Thank you, the Schmerikon regatta was a great confidence boost for the season!
I stay calm when I know I’ll be up against athletes that are older and more experienced than I am. You need to find a balance between power and weight in rowing, so I use as much strength as possible whilst ensuring the boat stays light so that it glides though the water better than the boats of older competitors who weigh 10-15 kilos more than me.
I would say they do have an advantage, but we are always prepared to take on the challenge of working harder to perform better. I try not to think about the other boats around me. I focus instead on the sensation of rowing, my race plan and my set time, which more often than not helps us stay concentrated for the whole race.
When did you start rowing and why?
I started rowing in the summer of 2019, when two of my friends asked if I wanted to try the rowing initiation camp with them. I then kept it up as a way to improve my French and get outdoors more.
What does a typical week of training look like for you and how do you do to prepare for a regatta?
A typical week of training includes 5 or 6 sessions, with a double training on Saturday morning. Each sessions lasts about two hours. If the lake is flat, we go out on the water whatever the weather (rain, snow, etc.). If not, we run or train on the ergometers or do weights.
The week before a race, we work on starts, race sensations and on feeling confident in the boat. The hours prior to a race aren't always enjoyable, but we always manage to stay positive and never let the stress get to us by watching a movie, listening to music or watching the other races.
The main thing is not to stress until you come off the water, as the boat that wins is most often the one with the cleanest technique and best focus.
What are your hopes for your future in rowing? Do you have any targets this season?
I hope to make the Swiss U19 Junior team and then carry on rowing at college.
My aim for this season is to get on the podium at the National Swiss Championships. I think we stand a good chance of doing so, as we are working hard towards it.
Could you tell us a little about the different rowing categories? Which do you prefer and why?
There are two different boat categories, which each include boats of different sizes. Scull boat rowers have two oars each, and sweep boat rowers have one.
Each category then includes different-sized boats. Single-person boats are only scull, whereas doubles, quads and eight-man boats can be both scull and sweep. Some boats can also be coxed, meaning there is an extra person in the boat steering it.

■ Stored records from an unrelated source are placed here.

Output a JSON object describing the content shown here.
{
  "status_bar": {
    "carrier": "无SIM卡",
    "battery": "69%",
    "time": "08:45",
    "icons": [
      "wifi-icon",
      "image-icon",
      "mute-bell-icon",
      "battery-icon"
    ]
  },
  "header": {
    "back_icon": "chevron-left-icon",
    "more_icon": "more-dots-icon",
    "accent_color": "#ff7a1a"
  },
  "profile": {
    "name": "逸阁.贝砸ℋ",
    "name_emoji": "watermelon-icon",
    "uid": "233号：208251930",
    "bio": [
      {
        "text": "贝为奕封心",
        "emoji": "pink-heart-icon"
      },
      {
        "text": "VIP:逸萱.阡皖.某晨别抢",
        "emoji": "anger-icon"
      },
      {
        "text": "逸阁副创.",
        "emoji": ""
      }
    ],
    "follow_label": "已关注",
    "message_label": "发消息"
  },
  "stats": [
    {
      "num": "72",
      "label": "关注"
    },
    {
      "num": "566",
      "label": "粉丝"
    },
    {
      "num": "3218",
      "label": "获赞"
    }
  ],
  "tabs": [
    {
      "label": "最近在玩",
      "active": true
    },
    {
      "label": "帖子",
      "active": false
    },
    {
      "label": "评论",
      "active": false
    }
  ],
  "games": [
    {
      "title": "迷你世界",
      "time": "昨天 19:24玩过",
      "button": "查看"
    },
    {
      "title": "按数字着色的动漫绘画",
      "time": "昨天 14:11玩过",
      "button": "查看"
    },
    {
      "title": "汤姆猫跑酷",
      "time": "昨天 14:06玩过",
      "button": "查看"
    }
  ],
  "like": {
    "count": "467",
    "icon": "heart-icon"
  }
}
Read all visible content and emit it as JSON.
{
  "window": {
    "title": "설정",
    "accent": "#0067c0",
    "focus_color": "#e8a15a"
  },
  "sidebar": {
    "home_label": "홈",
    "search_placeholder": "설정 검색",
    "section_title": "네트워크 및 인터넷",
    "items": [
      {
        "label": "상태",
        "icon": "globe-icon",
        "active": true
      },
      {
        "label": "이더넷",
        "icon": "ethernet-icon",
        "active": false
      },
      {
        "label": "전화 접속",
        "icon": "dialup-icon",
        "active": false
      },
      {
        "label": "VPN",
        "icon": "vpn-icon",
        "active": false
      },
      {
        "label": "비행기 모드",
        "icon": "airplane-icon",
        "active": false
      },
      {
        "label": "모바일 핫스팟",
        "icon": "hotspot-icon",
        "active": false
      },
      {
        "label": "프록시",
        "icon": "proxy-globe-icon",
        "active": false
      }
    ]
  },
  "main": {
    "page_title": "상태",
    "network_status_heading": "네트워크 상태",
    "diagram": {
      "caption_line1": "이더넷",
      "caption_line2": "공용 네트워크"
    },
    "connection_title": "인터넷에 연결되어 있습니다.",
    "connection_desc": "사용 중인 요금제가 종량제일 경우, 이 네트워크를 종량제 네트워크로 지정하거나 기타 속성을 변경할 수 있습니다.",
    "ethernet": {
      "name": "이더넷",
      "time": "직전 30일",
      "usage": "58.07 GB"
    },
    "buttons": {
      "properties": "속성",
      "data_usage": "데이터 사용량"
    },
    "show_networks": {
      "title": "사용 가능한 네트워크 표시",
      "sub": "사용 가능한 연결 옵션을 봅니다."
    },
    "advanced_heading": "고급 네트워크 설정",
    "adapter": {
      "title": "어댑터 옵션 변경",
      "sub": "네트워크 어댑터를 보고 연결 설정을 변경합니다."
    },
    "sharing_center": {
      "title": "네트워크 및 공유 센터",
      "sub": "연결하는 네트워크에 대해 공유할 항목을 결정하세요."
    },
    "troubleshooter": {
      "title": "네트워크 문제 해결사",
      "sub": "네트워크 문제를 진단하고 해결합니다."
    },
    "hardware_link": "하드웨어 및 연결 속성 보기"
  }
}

I mainly race in scull quads and non-coxed sweep quads, which are my two favourite boats. They glide really well, and both categories are competitive in U17. We can easily identify our individual mistakes in them, and my crew manages to maintain a good attitude when in them.
If someone living in the area was interested in rowing, where could they go to give it a try?
My rowing club (Club Aviron Vevey) organises a one-week initiation camp every summer. If you do this initiation camp, you can then join the competitive section of the club. However, if you want to do something more relaxed and non-competitive, there is also the “loisir/baladeur” section.
Thanks for your time Giovanni. We wish you the best of luck on your quest for a podium finish at the National Championships later this year.